Voor een betrouwbare PKD uitslag is het van essentieel belang dat dit onderzoek wordt uitgevoerd met een kwalitatief goed echo apparaat (om ook hele kleine cysten van bijv. 1 mm doorsnee te kunnen zien) én door een deskundig persoon met voldoende ervaring. In Nederland is afgesproken, dat dit onderzoek daarom alleen bij erkende specialisten veterinaire radiologie uitgevoerd dient te worden.
Katten die dit onderzoek ondergaan worden op een speciaal kussen gelegd in rugligging. Er wordt een klein stukje van de buikhuid geschoren (bij langhaar rassen lukt het soms zonder scheren, bijv. als er binnenkort geshowd moet worden met de kat). Er wordt gel op de huid aangebracht en dan wordt het onderzoek uitgevoerd. Dit duurt ongeveer 10 minuten. De schriftelijke uitslag krijgt u direct mee. Voor het onderzoek moet de kat nuchter zijn (12 uur niet eten, wel drinken) en u moet een kopie van de stamboom meenemen.
HCM is de afkorting voor Hypertrofische CardioMyopathie. Dit is een aandoening van de hartspier, die gekenmerkt wordt door het dikker worden van de hartspier. Deze aandoening kan zowel verkregen zijn (bijv. door een te hard werkende schildklier) maar ook erfelijk.
De erfelijke vorm van HCM leidt meestal al op jonge leeftijd tot problemen (<2 jaar), maar ook kennen we katten die een geleidelijker ziekteverloop hebben. Bij de erfelijke HCM zijn de spiervezels op microscopisch niveau afwijkend en functioneren niet normaal. Uiteindelijk leidt dit tot een gestoorde werking van het hart. Katten kunnen symptomen ontwikkelen als benauwdheid, slecht eten, vermageren en achterhandsverlamming, maar ook acute sterfte komt regelmatig voor.
Bij de Maine Coon is al redelijk wat onderzoek gedaan en hier lijkt HCM dominant over te erven. Of dit bij andere katten en bij alle Maine Coons zo is, weten we niet. Waarschijnlijk zijn er, in analogie naar de mens, meerdere genen die HCM kunnen veroorzaken.
HCM kan bij alle raskatten voorkomen. "Bekende rassen" zijn o.a. de Maine Coon, Brits Korthaar en Ragdoll. Echter ook bij andere rassen komt het voor, maar omdat daar vaak nog beperkt getest wordt en ook niet altijd sectie wordt gedaan, is hier nog weinig informatie over beschikbaar.
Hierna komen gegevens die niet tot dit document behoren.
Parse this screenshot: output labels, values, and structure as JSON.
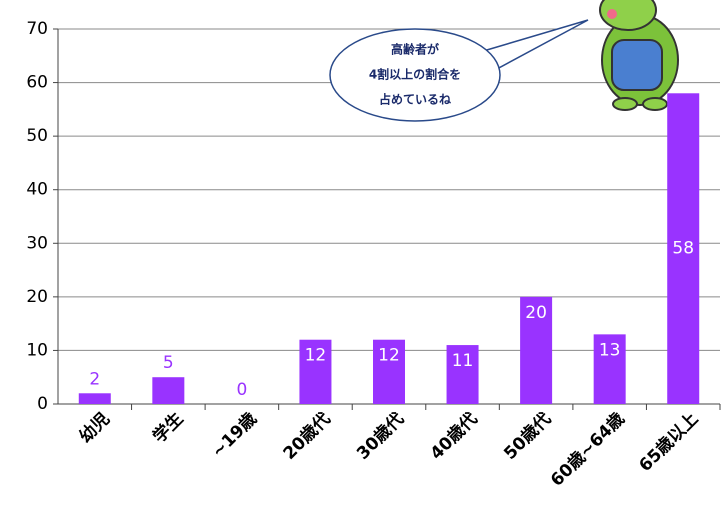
{
  "chart_data": {
    "type": "bar",
    "categories": [
      "幼児",
      "学生",
      "~19歳",
      "20歳代",
      "30歳代",
      "40歳代",
      "50歳代",
      "60歳~64歳",
      "65歳以上"
    ],
    "values": [
      2,
      5,
      0,
      12,
      12,
      11,
      20,
      13,
      58
    ],
    "color": "#9933ff",
    "ylim": [
      0,
      70
    ],
    "yticks": [
      0,
      10,
      20,
      30,
      40,
      50,
      60,
      70
    ],
    "grid": true,
    "annotation": [
      "高齢者が",
      "4割以上の割合を",
      "占めているね"
    ]
  }
}
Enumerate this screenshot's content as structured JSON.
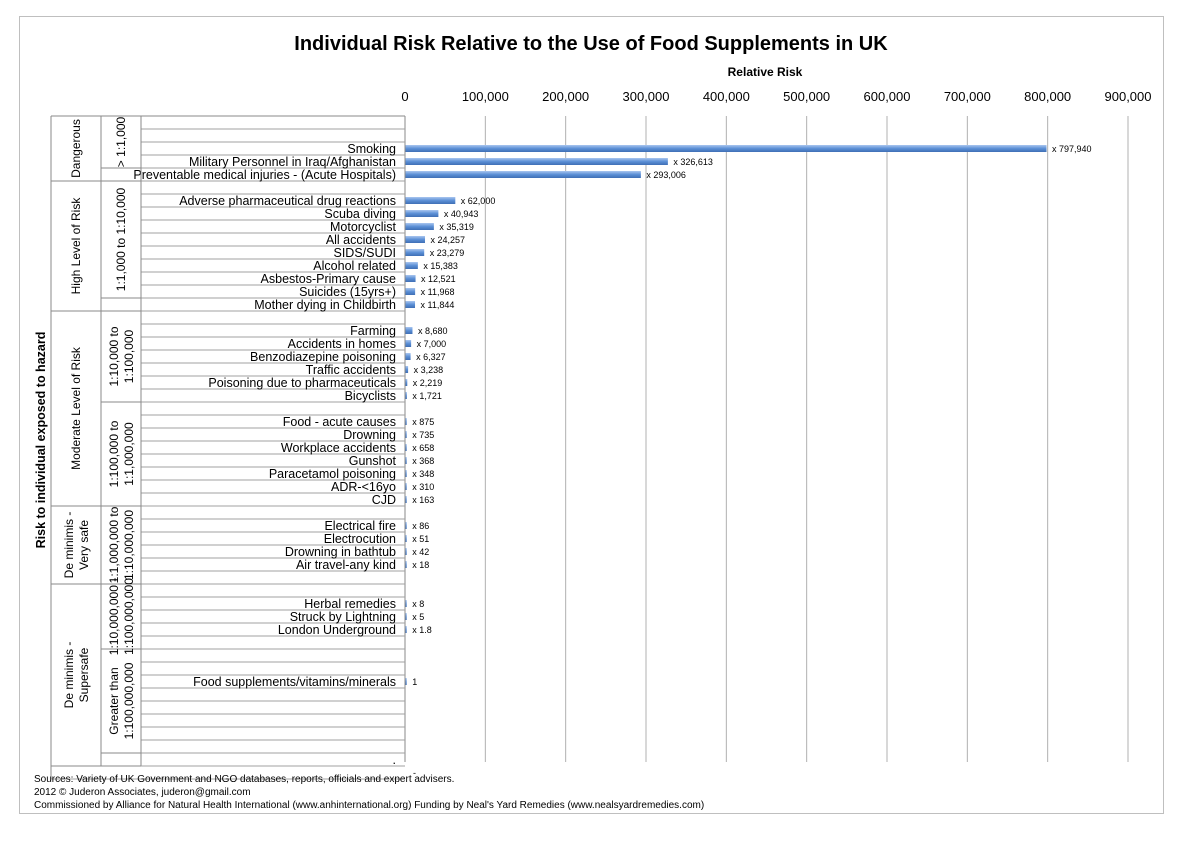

HCM kan opgespoord worden met een echografisch onderzoek. Als er geen aanwijzingen zijn voor HCM, spreekt men van een negatieve test. Niet alle dieren ontwikkelen HCM al op jonge leeftijd. Hoe ouder de kat is bij een test, des te meer waarde heeft een negatieve test. Het meest ideale zou daarom zijn om ouders, grootouders en overgrootouders te testen. Een negatieve test (normaalbeeld) is dus helaas geen garantie voor "HCM vrij" zijn.
Daarnaast moet zoveel mogelijk sectie gedaan worden bij katten die onverwachts overlijden. Op deze manier moet het mogelijk zijn om het voorkomen in bepaalde lijnen in kaart te brengen.
Voor dieren waar actief mee wordt gefokt, geldt een advies om de HCM test jaarlijks te herhalen. Voor dieren die niet meer actief in de fok zijn, maar wel nakomelingen hebben, is het advies 2-jaarlijks testen.
Ook HCM testen dienen te worden uitgevoerd door een ervaren onderzoeker met goede apparatuur (een apparaat met mogelijkheid tot Doppler onderzoek heeft de voorkeur).